District 214's Educator Prep aims to identify future teachers
When Amanda Garcia was young, she didn't enjoy school. There was trouble at home, and she carried it with her into the classroom.
But she had two special elementary school teachers who listened to her, supported her learning and, as she says, helped her find her path.
Now, "I want to connect with students and feel like I've made a difference in their lives like my teachers did for me," Garcia said.
A sophomore at Rolling Meadows High School, Garcia is among 25 Northwest Suburban High School District 214 students who have signed a commitment to Educator Prep, a program dedicated to identifying and cultivating future teachers.
Educator Prep is a collaboration among District 214, local elementary districts including all of District 214's feeder schools, a national organization called Educators Rising, and Northeastern Illinois and National Louis universities.
District 214 Superintendent David Schuler said the program can change not only student's lives and careers but also the future of education.
"We're impacting public education in this country," he said. "We are being that incubator to change the world."
Next year, 900 District 214 students will be enrolled in the Educator Prep pathway, meaning they will take a specific sequence of courses targeted to their future careers as teachers.
Those students also will have access to dual credit opportunities at National Louis University or Northeastern Illinois, classroom observations in area schools and internships.
For students who attend National Louis or Northeastern after high school, there will be special professional development programs from District 214, including a guaranteed student-teaching position there or in a local elementary district, Schuler said.
After college, those students also are guaranteed a job interview in District 214 or a partner district if the position they are seeking is open.

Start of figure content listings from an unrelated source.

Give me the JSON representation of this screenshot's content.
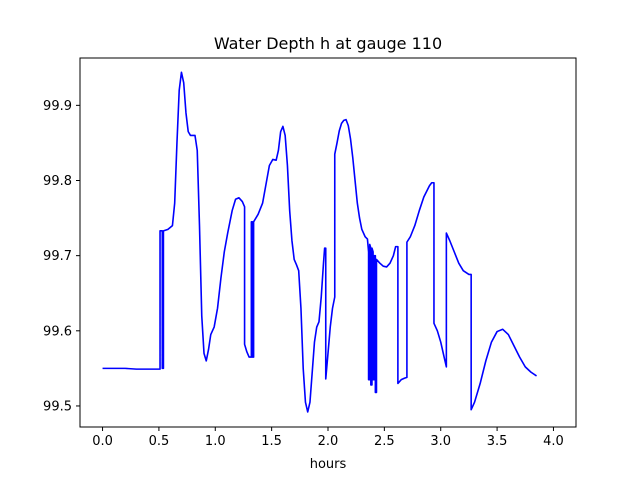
{
  "chart_data": {
    "type": "line",
    "title": "Water Depth h at gauge 110",
    "xlabel": "hours",
    "ylabel": "",
    "xlim": [
      -0.2,
      4.2
    ],
    "ylim": [
      99.472,
      99.963
    ],
    "xticks": [
      0.0,
      0.5,
      1.0,
      1.5,
      2.0,
      2.5,
      3.0,
      3.5,
      4.0
    ],
    "xtick_labels": [
      "0.0",
      "0.5",
      "1.0",
      "1.5",
      "2.0",
      "2.5",
      "3.0",
      "3.5",
      "4.0"
    ],
    "yticks": [
      99.5,
      99.6,
      99.7,
      99.8,
      99.9
    ],
    "ytick_labels": [
      "99.5",
      "99.6",
      "99.7",
      "99.8",
      "99.9"
    ],
    "grid": false,
    "series": [
      {
        "color": "#0000ff",
        "points": [
          [
            0.0,
            99.55
          ],
          [
            0.2,
            99.55
          ],
          [
            0.3,
            99.549
          ],
          [
            0.4,
            99.549
          ],
          [
            0.5,
            99.549
          ],
          [
            0.51,
            99.549
          ],
          [
            0.51,
            99.733
          ],
          [
            0.53,
            99.733
          ],
          [
            0.53,
            99.55
          ],
          [
            0.54,
            99.55
          ],
          [
            0.54,
            99.733
          ],
          [
            0.58,
            99.735
          ],
          [
            0.62,
            99.74
          ],
          [
            0.64,
            99.77
          ],
          [
            0.66,
            99.85
          ],
          [
            0.68,
            99.92
          ],
          [
            0.7,
            99.944
          ],
          [
            0.72,
            99.93
          ],
          [
            0.74,
            99.89
          ],
          [
            0.76,
            99.865
          ],
          [
            0.78,
            99.86
          ],
          [
            0.82,
            99.86
          ],
          [
            0.84,
            99.84
          ],
          [
            0.86,
            99.74
          ],
          [
            0.88,
            99.62
          ],
          [
            0.9,
            99.57
          ],
          [
            0.92,
            99.56
          ],
          [
            0.94,
            99.575
          ],
          [
            0.96,
            99.595
          ],
          [
            0.99,
            99.605
          ],
          [
            1.02,
            99.63
          ],
          [
            1.05,
            99.67
          ],
          [
            1.08,
            99.705
          ],
          [
            1.11,
            99.73
          ],
          [
            1.15,
            99.76
          ],
          [
            1.18,
            99.775
          ],
          [
            1.21,
            99.777
          ],
          [
            1.24,
            99.772
          ],
          [
            1.26,
            99.765
          ],
          [
            1.26,
            99.582
          ],
          [
            1.28,
            99.572
          ],
          [
            1.3,
            99.565
          ],
          [
            1.32,
            99.565
          ],
          [
            1.32,
            99.745
          ],
          [
            1.33,
            99.745
          ],
          [
            1.33,
            99.565
          ],
          [
            1.34,
            99.565
          ],
          [
            1.34,
            99.745
          ],
          [
            1.38,
            99.755
          ],
          [
            1.42,
            99.77
          ],
          [
            1.45,
            99.795
          ],
          [
            1.48,
            99.82
          ],
          [
            1.51,
            99.828
          ],
          [
            1.54,
            99.827
          ],
          [
            1.56,
            99.84
          ],
          [
            1.58,
            99.865
          ],
          [
            1.6,
            99.872
          ],
          [
            1.62,
            99.86
          ],
          [
            1.64,
            99.82
          ],
          [
            1.66,
            99.76
          ],
          [
            1.68,
            99.72
          ],
          [
            1.7,
            99.695
          ],
          [
            1.72,
            99.688
          ],
          [
            1.74,
            99.68
          ],
          [
            1.76,
            99.63
          ],
          [
            1.78,
            99.55
          ],
          [
            1.8,
            99.505
          ],
          [
            1.82,
            99.492
          ],
          [
            1.84,
            99.505
          ],
          [
            1.86,
            99.545
          ],
          [
            1.88,
            99.585
          ],
          [
            1.9,
            99.605
          ],
          [
            1.92,
            99.612
          ],
          [
            1.94,
            99.645
          ],
          [
            1.96,
            99.69
          ],
          [
            1.97,
            99.71
          ],
          [
            1.98,
            99.71
          ],
          [
            1.98,
            99.536
          ],
          [
            2.0,
            99.57
          ],
          [
            2.02,
            99.605
          ],
          [
            2.04,
            99.63
          ],
          [
            2.06,
            99.645
          ],
          [
            2.06,
            99.835
          ],
          [
            2.08,
            99.85
          ],
          [
            2.1,
            99.866
          ],
          [
            2.12,
            99.876
          ],
          [
            2.14,
            99.88
          ],
          [
            2.16,
            99.881
          ],
          [
            2.18,
            99.873
          ],
          [
            2.2,
            99.855
          ],
          [
            2.22,
            99.83
          ],
          [
            2.24,
            99.8
          ],
          [
            2.26,
            99.77
          ],
          [
            2.28,
            99.75
          ],
          [
            2.3,
            99.735
          ],
          [
            2.33,
            99.725
          ],
          [
            2.35,
            99.722
          ],
          [
            2.36,
            99.705
          ],
          [
            2.36,
            99.535
          ],
          [
            2.37,
            99.535
          ],
          [
            2.37,
            99.715
          ],
          [
            2.38,
            99.71
          ],
          [
            2.38,
            99.528
          ],
          [
            2.39,
            99.528
          ],
          [
            2.39,
            99.71
          ],
          [
            2.4,
            99.705
          ],
          [
            2.4,
            99.535
          ],
          [
            2.41,
            99.535
          ],
          [
            2.41,
            99.7
          ],
          [
            2.42,
            99.7
          ],
          [
            2.42,
            99.518
          ],
          [
            2.43,
            99.518
          ],
          [
            2.43,
            99.695
          ],
          [
            2.46,
            99.69
          ],
          [
            2.49,
            99.686
          ],
          [
            2.52,
            99.685
          ],
          [
            2.55,
            99.69
          ],
          [
            2.58,
            99.7
          ],
          [
            2.6,
            99.712
          ],
          [
            2.62,
            99.712
          ],
          [
            2.62,
            99.53
          ],
          [
            2.65,
            99.535
          ],
          [
            2.68,
            99.537
          ],
          [
            2.7,
            99.538
          ],
          [
            2.7,
            99.718
          ],
          [
            2.73,
            99.725
          ],
          [
            2.77,
            99.74
          ],
          [
            2.81,
            99.76
          ],
          [
            2.85,
            99.778
          ],
          [
            2.9,
            99.793
          ],
          [
            2.92,
            99.797
          ],
          [
            2.94,
            99.797
          ],
          [
            2.94,
            99.61
          ],
          [
            2.97,
            99.6
          ],
          [
            3.0,
            99.585
          ],
          [
            3.03,
            99.565
          ],
          [
            3.05,
            99.552
          ],
          [
            3.05,
            99.73
          ],
          [
            3.08,
            99.72
          ],
          [
            3.12,
            99.705
          ],
          [
            3.16,
            99.69
          ],
          [
            3.2,
            99.68
          ],
          [
            3.25,
            99.675
          ],
          [
            3.27,
            99.675
          ],
          [
            3.27,
            99.495
          ],
          [
            3.3,
            99.505
          ],
          [
            3.35,
            99.53
          ],
          [
            3.4,
            99.56
          ],
          [
            3.45,
            99.585
          ],
          [
            3.5,
            99.599
          ],
          [
            3.55,
            99.602
          ],
          [
            3.6,
            99.595
          ],
          [
            3.65,
            99.58
          ],
          [
            3.7,
            99.565
          ],
          [
            3.75,
            99.552
          ],
          [
            3.8,
            99.545
          ],
          [
            3.85,
            99.54
          ]
        ]
      }
    ]
  }
}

Each District 214 high school will start a chapter of the Educators Rising club, said Dan Brown, co-director of the national group.
Brown said the work District 214 is doing to encourage people to become teachers is important locally and nationally.

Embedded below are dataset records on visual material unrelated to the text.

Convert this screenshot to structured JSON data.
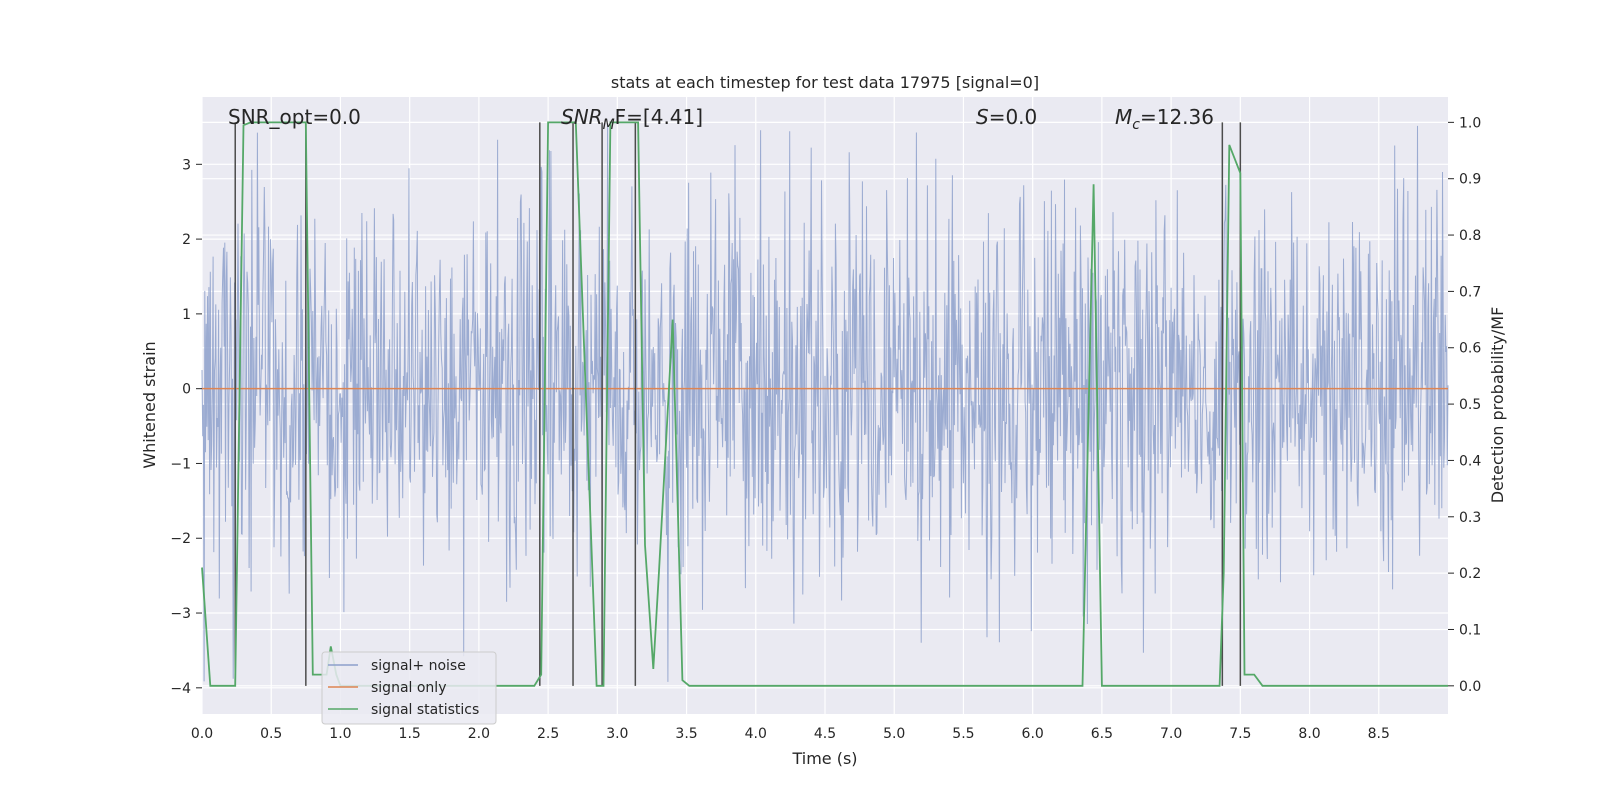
{
  "chart_data": {
    "type": "line",
    "title": "stats at each timestep for test data 17975 [signal=0]",
    "xlabel": "Time (s)",
    "ylabel": "Whitened strain",
    "ylabel_right": "Detection probability/MF",
    "xlim": [
      0.0,
      9.0
    ],
    "ylim": [
      -4.35,
      3.9
    ],
    "ylim_right": [
      -0.05,
      1.045
    ],
    "grid": true,
    "legend_position": "lower-left",
    "x_ticks": [
      "0.0",
      "0.5",
      "1.0",
      "1.5",
      "2.0",
      "2.5",
      "3.0",
      "3.5",
      "4.0",
      "4.5",
      "5.0",
      "5.5",
      "6.0",
      "6.5",
      "7.0",
      "7.5",
      "8.0",
      "8.5"
    ],
    "y_ticks": [
      "3",
      "2",
      "1",
      "0",
      "−1",
      "−2",
      "−3",
      "−4"
    ],
    "y_right_ticks": [
      "1.0",
      "0.9",
      "0.8",
      "0.7",
      "0.6",
      "0.5",
      "0.4",
      "0.3",
      "0.2",
      "0.1",
      "0.0"
    ],
    "annotations": {
      "snr_opt": "SNR_opt=0.0",
      "snr_mf_prefix": "SNR",
      "snr_mf_sub": "M",
      "snr_mf_suffix": "F=[4.41]",
      "s_sym": "S",
      "s_val": "=0.0",
      "mc_sym": "M",
      "mc_sub": "c",
      "mc_val": "=12.36"
    },
    "series": [
      {
        "name": "signal+ noise",
        "color": "#8da0cb",
        "description_points": "noise",
        "x_range": [
          0.0,
          9.0
        ],
        "amplitude_typical": 1.3,
        "amplitude_max": 3.6
      },
      {
        "name": "signal only",
        "color": "#dd8452",
        "x": [
          0.0,
          9.0
        ],
        "y": [
          0.0,
          0.0
        ]
      },
      {
        "name": "signal statistics",
        "color": "#55a868",
        "axis": "right",
        "x": [
          0.0,
          0.06,
          0.1,
          0.24,
          0.3,
          0.35,
          0.73,
          0.75,
          0.8,
          0.9,
          0.93,
          0.97,
          1.0,
          1.5,
          2.0,
          2.4,
          2.45,
          2.5,
          2.7,
          2.85,
          2.9,
          2.95,
          3.0,
          3.15,
          3.2,
          3.26,
          3.3,
          3.4,
          3.47,
          3.52,
          4.0,
          5.0,
          6.0,
          6.36,
          6.44,
          6.5,
          7.0,
          7.35,
          7.38,
          7.42,
          7.5,
          7.53,
          7.6,
          7.66,
          8.0,
          8.5,
          9.0
        ],
        "y": [
          0.21,
          0.0,
          0.0,
          0.0,
          0.995,
          1.0,
          1.0,
          1.0,
          0.02,
          0.02,
          0.07,
          0.02,
          0.0,
          0.0,
          0.0,
          0.0,
          0.02,
          1.0,
          1.0,
          0.0,
          0.0,
          1.0,
          1.0,
          1.0,
          0.25,
          0.03,
          0.2,
          0.65,
          0.01,
          0.0,
          0.0,
          0.0,
          0.0,
          0.0,
          0.89,
          0.0,
          0.0,
          0.0,
          0.2,
          0.96,
          0.91,
          0.02,
          0.02,
          0.0,
          0.0,
          0.0,
          0.0
        ]
      }
    ],
    "vertical_lines": {
      "color": "#4c4c4c",
      "x": [
        0.24,
        0.75,
        2.44,
        2.68,
        2.89,
        3.13,
        7.37,
        7.5
      ]
    }
  },
  "legend": {
    "items": [
      {
        "label": "signal+ noise",
        "color": "#8da0cb"
      },
      {
        "label": "signal only",
        "color": "#dd8452"
      },
      {
        "label": "signal statistics",
        "color": "#55a868"
      }
    ]
  },
  "colors": {
    "plot_bg": "#eaeaf2",
    "grid": "#ffffff",
    "vline": "#4c4c4c"
  }
}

"We have a crisis in this country in terms of teacher recruitment," Brown said. "The eyes of the teaching profession are on this district."
According to Educators Rising, there will be a need for 1.5 million new teachers by 2020, and one-third of teachers leave the profession in their first three years. Officials also said there is increasing demand for skilled bilingual teachers and teachers of diverse backgrounds to better reflect the changing needs and demographics of students across the country.
Garcia said the program has helped her understand what her future will look like.
"Now I don't have to worry about which college I should go to or what is my next step," she said.
"It's a clear path, which is great."
Elk Grove sophomore Thomas Carpenter, who wants to become a high school U.S. history teacher, is excited about the opportunity to get classroom experience before he even goes to college.
"It's a great way to get students involved in teaching early," he said.
"I can get that experience and start learning about my future right away."